Слова утешения она приняла за издевку. Ее лицо покраснело.
— Вам смешно?
Я пожал плечами.
— Прекрасно, — сказала она. — Не забывайте, что мой сын — несовершеннолетний. Следить за его знакомствами я начну с вас, а вас, представляя его интересы, прошу прекратить с ним какие бы то ни было отношения, вам понятно?
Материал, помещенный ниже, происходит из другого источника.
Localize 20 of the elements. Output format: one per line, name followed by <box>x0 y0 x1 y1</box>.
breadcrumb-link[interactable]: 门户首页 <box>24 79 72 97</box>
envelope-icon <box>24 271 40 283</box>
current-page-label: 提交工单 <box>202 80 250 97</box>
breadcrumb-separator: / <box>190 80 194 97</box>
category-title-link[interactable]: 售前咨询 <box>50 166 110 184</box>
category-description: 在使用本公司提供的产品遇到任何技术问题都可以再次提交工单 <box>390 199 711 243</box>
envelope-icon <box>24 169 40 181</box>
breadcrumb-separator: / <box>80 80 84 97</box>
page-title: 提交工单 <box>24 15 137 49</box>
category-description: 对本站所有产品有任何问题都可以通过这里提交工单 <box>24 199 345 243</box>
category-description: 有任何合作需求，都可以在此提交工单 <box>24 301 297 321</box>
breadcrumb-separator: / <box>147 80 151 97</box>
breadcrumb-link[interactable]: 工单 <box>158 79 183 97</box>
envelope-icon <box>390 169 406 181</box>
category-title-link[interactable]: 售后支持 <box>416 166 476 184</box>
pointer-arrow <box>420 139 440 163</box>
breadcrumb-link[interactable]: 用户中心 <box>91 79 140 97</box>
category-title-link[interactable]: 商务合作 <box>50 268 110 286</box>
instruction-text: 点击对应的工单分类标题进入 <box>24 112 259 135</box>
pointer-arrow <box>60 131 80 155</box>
Понятно, сказал я. Наверное, любите Цицеронова, тот тоже вечно представляет интересы людей, которые его об этом не просили. Следующий разговор, сказала она, если в нем возникнет надобность, состоится в суде, вы поняли? Я все понял, сказал я, все понял. До суда еще нужно дожить, а что касается идей… На самом деле мы получаем от своих родных и идеи, которыми живем, и болезни, от которых умираем. Нет, это цитата.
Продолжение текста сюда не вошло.